LAST year was a significant year for North East PLCs. Over the 12 months we lost five listed companies; Eaga, Wellstream, Northumbrian Water, Southern Cross and Romag.
Of these, two of the businesses were sold to foreign corporates – Wellstream to US company GE, and Northumbrian Water to Hong Kong-based Cheung Kong. In addition to Arriva which was sold in the second half of 2010 to German company Deutsche Bahn it appears that increases in global trade coupled with the relative weakness of sterling can make UK companies appear attractively priced.
Of the remaining listed companies in the North East 13 of them, over half, are listed on AIM. Despite the current global economic turmoil AIM companies are surprisingly confident about their prospects a recent PwC survey has found. Participants thought the AIM market had emerged leaner and fitter as a result of the recent shake-out of companies exiting the exchange.

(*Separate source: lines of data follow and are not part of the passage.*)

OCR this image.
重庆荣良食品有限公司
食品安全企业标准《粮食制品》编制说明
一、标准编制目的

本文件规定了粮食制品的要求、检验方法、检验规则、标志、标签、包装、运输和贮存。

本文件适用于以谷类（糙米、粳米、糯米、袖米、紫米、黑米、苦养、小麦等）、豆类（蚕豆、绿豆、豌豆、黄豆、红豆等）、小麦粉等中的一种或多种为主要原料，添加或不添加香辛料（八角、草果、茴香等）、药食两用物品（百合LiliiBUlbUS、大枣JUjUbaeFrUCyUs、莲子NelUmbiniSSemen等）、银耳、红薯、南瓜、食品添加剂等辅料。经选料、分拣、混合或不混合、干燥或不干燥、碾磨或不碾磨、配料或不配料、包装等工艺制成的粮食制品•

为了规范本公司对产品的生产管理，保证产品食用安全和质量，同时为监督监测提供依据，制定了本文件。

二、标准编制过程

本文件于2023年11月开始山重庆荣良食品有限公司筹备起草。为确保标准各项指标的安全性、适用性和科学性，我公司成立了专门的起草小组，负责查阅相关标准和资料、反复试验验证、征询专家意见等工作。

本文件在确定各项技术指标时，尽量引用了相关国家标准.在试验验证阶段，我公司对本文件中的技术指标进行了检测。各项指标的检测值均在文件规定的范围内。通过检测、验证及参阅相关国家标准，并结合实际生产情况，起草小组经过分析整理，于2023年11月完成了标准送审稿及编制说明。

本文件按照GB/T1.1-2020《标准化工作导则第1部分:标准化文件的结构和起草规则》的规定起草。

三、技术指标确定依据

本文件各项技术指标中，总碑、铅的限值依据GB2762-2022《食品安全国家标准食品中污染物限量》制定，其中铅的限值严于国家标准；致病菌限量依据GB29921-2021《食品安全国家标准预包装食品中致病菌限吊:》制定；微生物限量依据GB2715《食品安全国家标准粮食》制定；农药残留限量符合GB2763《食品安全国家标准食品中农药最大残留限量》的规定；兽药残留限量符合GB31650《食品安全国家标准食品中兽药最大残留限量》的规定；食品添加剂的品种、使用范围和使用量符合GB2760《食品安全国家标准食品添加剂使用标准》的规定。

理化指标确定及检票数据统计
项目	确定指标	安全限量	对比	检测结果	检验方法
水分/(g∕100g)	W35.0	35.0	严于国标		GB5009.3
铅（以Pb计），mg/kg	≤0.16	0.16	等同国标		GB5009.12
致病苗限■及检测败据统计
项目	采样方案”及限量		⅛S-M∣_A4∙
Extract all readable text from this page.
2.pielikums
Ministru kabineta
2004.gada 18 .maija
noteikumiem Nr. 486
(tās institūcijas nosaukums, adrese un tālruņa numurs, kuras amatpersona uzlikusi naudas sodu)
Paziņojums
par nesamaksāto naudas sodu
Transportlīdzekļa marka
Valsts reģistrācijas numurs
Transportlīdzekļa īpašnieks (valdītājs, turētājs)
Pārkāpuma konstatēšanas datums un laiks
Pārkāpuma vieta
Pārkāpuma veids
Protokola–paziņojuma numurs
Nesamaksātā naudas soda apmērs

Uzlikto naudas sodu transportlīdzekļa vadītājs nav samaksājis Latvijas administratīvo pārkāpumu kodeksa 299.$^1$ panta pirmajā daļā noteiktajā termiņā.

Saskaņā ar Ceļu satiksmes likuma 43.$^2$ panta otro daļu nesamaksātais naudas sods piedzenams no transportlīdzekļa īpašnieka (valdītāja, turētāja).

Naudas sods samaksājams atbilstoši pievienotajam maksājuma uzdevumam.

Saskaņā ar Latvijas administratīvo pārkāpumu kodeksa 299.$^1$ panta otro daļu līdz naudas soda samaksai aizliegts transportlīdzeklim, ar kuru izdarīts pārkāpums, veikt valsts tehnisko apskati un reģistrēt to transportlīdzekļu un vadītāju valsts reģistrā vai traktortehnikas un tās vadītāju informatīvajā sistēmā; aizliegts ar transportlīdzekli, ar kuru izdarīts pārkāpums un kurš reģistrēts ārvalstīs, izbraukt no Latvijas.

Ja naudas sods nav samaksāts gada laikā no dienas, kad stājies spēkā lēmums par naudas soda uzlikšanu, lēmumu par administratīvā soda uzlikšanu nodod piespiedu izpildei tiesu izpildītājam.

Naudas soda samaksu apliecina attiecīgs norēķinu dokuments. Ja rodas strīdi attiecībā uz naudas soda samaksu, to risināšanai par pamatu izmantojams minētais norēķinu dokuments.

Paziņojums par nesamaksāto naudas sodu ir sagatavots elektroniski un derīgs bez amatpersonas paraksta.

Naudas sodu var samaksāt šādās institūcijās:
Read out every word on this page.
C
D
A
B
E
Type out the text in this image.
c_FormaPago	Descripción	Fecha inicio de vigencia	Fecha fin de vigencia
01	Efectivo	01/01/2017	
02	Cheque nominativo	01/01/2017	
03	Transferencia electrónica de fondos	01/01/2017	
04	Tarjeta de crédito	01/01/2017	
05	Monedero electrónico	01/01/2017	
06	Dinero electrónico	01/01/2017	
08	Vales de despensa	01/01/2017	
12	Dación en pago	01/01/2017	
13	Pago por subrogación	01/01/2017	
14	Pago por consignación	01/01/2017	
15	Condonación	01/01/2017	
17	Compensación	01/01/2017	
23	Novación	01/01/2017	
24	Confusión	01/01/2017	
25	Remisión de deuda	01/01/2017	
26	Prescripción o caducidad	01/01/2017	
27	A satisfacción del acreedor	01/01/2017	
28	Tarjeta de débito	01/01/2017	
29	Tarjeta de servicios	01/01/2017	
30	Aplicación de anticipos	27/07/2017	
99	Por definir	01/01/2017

However companies should consider developing a ‘Plan B’ to deal with the impact of a renewed recessionary period.
In the Thriving on AIM report, PwC found that the average target for revenue growth over the next 12 months is 24%, some way ahead of comparable surveys of FTSE 250 firms (average 12% target for growth) and private companies (average 18% target for growth). One in five AIM companies are looking to expand turnover by over 50% in the next year, though these higher expectations may have since been tempered by heightened market concerns in recent months.
There are some encouraging signs regarding profitability but there is also a real risk that AIM companies adopting aggressive growth strategies could be caught out by recent global macro-economic events and a fall back into recession.
One notable finding is that AIM companies in our survey looking to new geographic markets as a source of growth see the US (28%) and the EU (24%) as their main focus. With recent eurozone difficulties and continuing issues in the US economy, I would encourage more AIM companies to consider emerging markets as potential markets for growth.
Almost all of the companies in our survey recognise the importance of a strong growth story in winning over investors. Yet, most feel that maintaining effective investor relations is the toughest challenge they face. Only:
28% believed that investors were looking for greater transparency
21% of respondents thought investors were looking for improved corporate governance
4% were of the opinion investors wanted more diversity on their board.
Smaller AIM companies are always going to be vulnerable to a withdrawal of investment in difficult economic conditions. But with markets this hostile, it is essential that all AIM companies continue to focus on effective market communication as well as maintaining the highest possible standards of governance and transparency.
The government has an important role to play in supporting investment in AIM companies which are likely to be a key part of our economic recovery. AIM companies are calling for a simpler tax system, lower rates of corporate and employment taxes and greater investment incentives. They also recognise the importance of a skilled workforce and identify investment in education as a priority for government.